Grabbing her phone she dialed Carmen’s number and held her breath while she waited for her to pick up.
“Ye Olde Tea Shoppe,” Carmen said as she picked up.
“Carmen, I’m at the school and …and Seth’s back, he’s—he’s got the girls, my car’s clamped. I don’t know where they are, I don’t know anything, or what to do …”
“Stay there,” Carmen said. “I’ll be with you in five.”
• • •
True to her word, Carmen walked out of the tea shop leaving a regular customer in charge and was at Sophie’s side in minutes.
“Right, let’s think,” Carmen said as Sophie scrambled into her car. “Now, we know he’s not a nut or a pervert. He’s not going to hurt them. He’s just a messed-up kid who’s done something stupid.”
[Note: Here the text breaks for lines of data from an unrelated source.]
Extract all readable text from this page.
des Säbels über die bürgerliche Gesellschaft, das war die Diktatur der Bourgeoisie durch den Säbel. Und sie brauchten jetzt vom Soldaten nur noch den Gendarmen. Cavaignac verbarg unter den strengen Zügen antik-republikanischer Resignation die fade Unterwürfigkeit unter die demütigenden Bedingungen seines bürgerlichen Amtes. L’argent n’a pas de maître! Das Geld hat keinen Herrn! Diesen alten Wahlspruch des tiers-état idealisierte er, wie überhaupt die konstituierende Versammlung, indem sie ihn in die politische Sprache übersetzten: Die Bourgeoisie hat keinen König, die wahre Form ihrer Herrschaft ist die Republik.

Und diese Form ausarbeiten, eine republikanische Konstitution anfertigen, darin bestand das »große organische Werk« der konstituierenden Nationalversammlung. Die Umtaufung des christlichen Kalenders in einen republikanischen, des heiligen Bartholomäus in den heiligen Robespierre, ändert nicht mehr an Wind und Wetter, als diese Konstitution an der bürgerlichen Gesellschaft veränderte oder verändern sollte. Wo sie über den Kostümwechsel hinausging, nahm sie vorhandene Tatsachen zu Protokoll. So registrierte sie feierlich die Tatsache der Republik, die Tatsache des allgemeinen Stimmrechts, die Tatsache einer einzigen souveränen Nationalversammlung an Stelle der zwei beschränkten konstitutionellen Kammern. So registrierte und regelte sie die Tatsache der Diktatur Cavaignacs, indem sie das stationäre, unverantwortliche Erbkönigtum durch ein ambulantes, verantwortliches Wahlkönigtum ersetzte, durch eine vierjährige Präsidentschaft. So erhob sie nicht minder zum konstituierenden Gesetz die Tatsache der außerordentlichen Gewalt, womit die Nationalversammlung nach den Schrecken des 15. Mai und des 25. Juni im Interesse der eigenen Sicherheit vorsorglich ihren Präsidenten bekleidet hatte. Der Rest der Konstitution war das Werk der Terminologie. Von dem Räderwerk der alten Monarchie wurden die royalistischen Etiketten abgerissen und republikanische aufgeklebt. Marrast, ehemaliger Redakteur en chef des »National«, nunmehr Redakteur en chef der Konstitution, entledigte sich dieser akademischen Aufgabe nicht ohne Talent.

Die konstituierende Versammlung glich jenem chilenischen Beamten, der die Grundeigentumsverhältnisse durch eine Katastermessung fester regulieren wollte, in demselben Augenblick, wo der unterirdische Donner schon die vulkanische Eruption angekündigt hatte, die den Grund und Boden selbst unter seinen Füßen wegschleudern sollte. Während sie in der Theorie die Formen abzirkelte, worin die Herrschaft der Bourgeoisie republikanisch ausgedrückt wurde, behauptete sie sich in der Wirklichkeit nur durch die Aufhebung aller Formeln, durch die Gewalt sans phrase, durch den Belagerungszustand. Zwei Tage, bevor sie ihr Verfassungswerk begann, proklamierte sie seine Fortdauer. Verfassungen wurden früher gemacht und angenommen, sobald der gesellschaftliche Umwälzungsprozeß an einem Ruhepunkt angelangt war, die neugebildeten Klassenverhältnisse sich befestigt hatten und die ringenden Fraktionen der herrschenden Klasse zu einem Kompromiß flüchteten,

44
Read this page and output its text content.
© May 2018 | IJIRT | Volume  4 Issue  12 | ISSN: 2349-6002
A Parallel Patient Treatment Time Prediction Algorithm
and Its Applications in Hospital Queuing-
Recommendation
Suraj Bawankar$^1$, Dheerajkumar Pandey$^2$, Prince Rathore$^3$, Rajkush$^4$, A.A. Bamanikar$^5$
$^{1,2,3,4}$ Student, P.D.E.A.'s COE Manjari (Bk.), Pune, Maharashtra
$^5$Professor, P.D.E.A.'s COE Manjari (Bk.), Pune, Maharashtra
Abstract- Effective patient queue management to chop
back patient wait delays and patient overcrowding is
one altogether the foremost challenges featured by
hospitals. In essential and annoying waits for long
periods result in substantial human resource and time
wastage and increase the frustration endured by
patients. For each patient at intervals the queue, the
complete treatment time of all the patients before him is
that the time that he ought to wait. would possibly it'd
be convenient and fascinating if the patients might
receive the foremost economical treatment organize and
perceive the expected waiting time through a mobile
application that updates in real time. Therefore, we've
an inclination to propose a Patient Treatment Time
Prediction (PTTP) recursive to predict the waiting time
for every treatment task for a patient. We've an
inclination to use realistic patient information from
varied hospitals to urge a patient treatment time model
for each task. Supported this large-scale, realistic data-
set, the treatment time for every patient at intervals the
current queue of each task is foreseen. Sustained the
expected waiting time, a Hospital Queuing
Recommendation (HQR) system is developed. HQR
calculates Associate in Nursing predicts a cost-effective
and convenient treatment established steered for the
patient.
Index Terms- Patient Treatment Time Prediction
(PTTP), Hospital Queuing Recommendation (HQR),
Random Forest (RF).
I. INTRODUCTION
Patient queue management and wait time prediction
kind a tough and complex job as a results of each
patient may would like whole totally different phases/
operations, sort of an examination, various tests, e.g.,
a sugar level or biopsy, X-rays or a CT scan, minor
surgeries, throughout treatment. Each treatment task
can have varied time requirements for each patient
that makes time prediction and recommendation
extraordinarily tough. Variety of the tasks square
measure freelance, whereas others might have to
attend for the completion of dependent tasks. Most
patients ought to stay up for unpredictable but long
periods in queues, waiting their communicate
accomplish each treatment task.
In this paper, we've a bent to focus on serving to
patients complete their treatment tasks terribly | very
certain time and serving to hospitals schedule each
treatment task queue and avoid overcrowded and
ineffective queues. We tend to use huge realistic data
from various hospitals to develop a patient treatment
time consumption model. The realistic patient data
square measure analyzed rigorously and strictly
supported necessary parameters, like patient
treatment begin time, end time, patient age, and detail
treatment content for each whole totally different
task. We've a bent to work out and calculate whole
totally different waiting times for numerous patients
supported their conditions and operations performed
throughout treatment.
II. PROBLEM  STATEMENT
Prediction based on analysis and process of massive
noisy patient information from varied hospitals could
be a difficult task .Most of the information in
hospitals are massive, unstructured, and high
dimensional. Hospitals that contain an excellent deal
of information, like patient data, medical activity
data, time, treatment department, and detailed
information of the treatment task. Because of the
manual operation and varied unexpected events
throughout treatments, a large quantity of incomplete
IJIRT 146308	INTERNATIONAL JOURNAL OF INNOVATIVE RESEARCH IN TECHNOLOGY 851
“Do we know that?” Sophie asked Carmen, her heart gripped with icy fear as the car pulled away from the roadside. “Do we know he’s not going to hurt them? Because if anything happened to them because of me, I’d never …how would I? I couldn’t …”
“Shush,” Carmen told her. “The police are already looking, they were already asking around when I left the tea shop. I’ve told all my customers to keep an eye out. He won’t take them out of St. Ives, I’m sure of it. Bella wouldn’t let him; she’s done stranger danger, she knows what to do.”
“But he’s not a stranger, he’s her brother and she’ll be trying to find out about him, get to know everything—you know what she’s like.”
“No, I’m sure he’ll have taken them somewhere they know. What about the park? Let’s try the park.”
Sophie hadn’t known that the passing of time could be so agonizing. As Carmen drove her to the park, each second that passed without her being certain of the exact whereabouts of her girls dragged over her, rasping every inch of her skin as she battled with the fear of the unknown, and every moment passed too quickly, too much time slipping by between the last time she had known they were safe and now, as if they were gradually falling out of her reach.
The park was empty except for some bored teenagers leaning against the swings and spinning slowly around on the merry-go-round
as if they were gang members in L.A. and not a bunch of kids in Cornwall.
“Excuse me,” Sophie said, marching over to them, aware that the tone and pitch of her voice would instantly alienate them, high and angry as it was. “Have you seen a man, tall and dark, with longish hair, and two little girls in here this afternoon?”
“Why?” one of the boys asked her as he kicked one more revolution out of the merry-go-round. “He a pervert or something?”
“No …no, they’re my …I’m looking after them and I need to find them, please,” Sophie pleaded. “If you’ve seen them …”
“Pigs have already been round here asking,” another kid spoke up, from the top of the climbing frame. “We’ve been here since four and we’ve not seen them.”
“Really?”
“What, you saying I’m lying?” the boy challenged her.
“Sophie, come on,” Carmen called from across the park.
“Yeah, Sophie, go on,” one of the boys said.
“Hey, Sophie, got any smokes?” another one called as Sophie hurried back to Carmen.